Ghana is undertaking a comprehensive review of its fiscal regime in the upstream petroleum industry as part of plans to make oil exploration and production more attractive to investors.

This is due to the energy transition which is limiting investment in the oil and gas sector across the world.

The West African nation began commercial oil production in 2010 and produces around 150,000 barrels per day from three oilfields.

In 2018, the country organised the first licensing bid round for six oil blocks and it attracted several international oil companies but could not hit a deal as most of the International Oil Companies(IOCs) pulled out in a move that surprised most industry watchers.

With lessons learned from the bid rounds, Ghana has revised its notes and taken several steps including investing in seismic data acquisition, to guide investors and engaging potential investors in direct negotiations.

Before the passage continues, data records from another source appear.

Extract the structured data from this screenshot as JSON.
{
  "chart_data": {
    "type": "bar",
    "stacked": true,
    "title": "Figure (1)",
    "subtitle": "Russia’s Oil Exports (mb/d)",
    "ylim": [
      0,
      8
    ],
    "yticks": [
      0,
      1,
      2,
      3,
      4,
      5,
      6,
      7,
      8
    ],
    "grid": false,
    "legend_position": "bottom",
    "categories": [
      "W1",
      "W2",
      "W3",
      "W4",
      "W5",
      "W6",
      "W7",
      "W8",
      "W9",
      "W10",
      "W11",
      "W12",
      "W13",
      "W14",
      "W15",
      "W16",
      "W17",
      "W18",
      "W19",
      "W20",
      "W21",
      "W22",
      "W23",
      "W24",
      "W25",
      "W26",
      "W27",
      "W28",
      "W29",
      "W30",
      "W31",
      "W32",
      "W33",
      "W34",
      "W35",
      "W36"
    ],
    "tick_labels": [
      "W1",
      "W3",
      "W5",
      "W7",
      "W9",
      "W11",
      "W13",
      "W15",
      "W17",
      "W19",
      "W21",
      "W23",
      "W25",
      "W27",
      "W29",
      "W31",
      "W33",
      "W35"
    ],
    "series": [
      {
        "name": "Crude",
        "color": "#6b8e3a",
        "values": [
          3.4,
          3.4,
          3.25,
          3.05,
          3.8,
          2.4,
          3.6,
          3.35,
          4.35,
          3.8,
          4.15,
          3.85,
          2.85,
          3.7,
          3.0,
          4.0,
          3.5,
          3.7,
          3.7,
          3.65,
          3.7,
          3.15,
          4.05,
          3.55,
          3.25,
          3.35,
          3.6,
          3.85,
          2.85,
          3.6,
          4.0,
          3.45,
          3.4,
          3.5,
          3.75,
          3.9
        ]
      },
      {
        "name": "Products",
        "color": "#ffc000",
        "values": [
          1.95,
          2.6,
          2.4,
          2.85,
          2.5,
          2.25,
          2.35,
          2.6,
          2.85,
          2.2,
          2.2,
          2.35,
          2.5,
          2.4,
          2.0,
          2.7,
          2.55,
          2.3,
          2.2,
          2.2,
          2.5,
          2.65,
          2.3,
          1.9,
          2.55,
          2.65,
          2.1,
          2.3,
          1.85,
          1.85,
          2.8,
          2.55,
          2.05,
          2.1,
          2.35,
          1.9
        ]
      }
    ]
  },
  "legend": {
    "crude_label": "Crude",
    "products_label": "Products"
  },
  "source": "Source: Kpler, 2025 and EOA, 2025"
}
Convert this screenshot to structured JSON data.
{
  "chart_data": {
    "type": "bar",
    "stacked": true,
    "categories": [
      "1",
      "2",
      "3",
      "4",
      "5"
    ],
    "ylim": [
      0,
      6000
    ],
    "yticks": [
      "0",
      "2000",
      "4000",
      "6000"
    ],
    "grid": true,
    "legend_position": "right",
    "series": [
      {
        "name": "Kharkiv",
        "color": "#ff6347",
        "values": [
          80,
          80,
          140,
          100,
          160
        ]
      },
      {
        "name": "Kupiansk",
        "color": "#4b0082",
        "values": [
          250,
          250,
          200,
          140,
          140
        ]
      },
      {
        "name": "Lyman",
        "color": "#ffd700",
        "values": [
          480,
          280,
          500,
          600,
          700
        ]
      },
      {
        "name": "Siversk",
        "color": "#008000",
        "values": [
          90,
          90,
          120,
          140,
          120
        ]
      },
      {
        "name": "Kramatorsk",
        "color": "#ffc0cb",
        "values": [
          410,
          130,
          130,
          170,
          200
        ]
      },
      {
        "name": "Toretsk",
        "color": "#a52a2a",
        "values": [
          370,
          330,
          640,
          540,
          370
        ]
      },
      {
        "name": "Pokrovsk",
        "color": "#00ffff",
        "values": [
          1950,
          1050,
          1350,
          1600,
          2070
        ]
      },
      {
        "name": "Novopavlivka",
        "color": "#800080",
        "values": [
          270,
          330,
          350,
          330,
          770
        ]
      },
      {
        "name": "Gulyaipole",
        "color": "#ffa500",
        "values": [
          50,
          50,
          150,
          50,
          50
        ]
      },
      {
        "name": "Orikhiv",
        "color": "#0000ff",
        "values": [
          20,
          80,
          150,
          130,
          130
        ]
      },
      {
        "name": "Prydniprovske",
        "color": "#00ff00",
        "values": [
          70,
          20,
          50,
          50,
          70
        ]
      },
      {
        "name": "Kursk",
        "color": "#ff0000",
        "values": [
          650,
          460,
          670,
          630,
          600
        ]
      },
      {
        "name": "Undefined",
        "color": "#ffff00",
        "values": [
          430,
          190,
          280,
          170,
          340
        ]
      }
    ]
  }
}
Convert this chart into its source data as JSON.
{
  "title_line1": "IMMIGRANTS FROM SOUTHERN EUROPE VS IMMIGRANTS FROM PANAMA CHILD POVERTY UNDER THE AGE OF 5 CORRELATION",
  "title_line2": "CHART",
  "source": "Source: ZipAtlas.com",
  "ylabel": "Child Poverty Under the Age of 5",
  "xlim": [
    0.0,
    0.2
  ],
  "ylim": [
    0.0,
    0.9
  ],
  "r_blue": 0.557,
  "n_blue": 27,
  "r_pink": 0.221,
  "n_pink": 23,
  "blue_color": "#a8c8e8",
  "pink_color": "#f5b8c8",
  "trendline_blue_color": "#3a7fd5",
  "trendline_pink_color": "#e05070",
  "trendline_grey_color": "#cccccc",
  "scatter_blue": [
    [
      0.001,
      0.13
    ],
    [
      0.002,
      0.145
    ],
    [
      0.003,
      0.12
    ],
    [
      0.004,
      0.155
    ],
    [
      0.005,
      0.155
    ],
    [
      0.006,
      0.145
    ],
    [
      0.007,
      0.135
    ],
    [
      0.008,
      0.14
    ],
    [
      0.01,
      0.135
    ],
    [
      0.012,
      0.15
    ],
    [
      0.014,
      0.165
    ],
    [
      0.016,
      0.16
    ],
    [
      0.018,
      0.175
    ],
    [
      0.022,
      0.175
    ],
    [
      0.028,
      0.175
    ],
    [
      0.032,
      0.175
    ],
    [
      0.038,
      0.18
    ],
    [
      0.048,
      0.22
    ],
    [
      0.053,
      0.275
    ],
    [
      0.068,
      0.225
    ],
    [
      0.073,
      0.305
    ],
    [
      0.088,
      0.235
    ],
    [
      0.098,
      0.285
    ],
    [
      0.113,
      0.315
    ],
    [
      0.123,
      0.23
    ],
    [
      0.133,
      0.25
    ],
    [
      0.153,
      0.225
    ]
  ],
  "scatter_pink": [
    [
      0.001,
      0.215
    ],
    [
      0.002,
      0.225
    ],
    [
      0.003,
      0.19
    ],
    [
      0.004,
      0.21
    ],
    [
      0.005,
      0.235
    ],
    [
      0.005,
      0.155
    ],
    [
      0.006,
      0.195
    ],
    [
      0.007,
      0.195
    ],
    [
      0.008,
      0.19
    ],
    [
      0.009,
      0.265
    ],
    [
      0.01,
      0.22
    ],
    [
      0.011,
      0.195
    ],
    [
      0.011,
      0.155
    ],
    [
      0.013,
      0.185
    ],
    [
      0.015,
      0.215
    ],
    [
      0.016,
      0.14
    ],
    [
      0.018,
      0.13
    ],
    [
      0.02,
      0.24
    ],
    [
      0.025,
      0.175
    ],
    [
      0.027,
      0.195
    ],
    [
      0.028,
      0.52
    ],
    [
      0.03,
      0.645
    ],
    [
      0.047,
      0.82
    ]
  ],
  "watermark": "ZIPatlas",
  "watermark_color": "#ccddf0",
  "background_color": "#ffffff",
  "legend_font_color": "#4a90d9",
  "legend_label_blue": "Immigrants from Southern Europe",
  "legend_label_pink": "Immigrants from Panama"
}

Currently, Ghana has six oil blocks available for grabs and the upstream regulator says three of the blocks are for direct negotiations while the remaining three are for farm-in.

Addressing industry players at a two-day data management workshop in Accra on November 16 &17, 2023, the Chief Executive Officer of the Petroleum Commission, Egbert Faibille, outlined some of the issues that have arisen following the implementation of the existing fiscal regime.

He mentioned nuisance Front- End Load Elements, complex additional oil entitlement, size fits all regime, fixed and regressive royalty, strict ring-fencing rules, uncapped cost recovery, and difficulties in administration as some of the issues.

To address the challenge of the non-flexible and regressive nature of Ghana’s royalty regime, Mr. Faibille said a two-tier royalty rate scheme has been proposed.

He explained that the two-tie scheme adopts some carefully calibrated flexible and progressive sliding scale royalty rates which are, at the same time, sensitive to risk factors such as water depth, production volume and crude oil price.

“As opposed to a fixed royalty scheme, a sliding scale royalty scheme is progressive and incentivizes fixed development of all sizes, water depth, and in volatile price environment without having to re-negotiate fiscal terms. These two royalty schemes are proposed to replace AOE,” Mr. Faibille told the gathering.

Mr. Faibille said his outfit had forwarded their proposal to the Ministry of Energy for discussion and the way forward.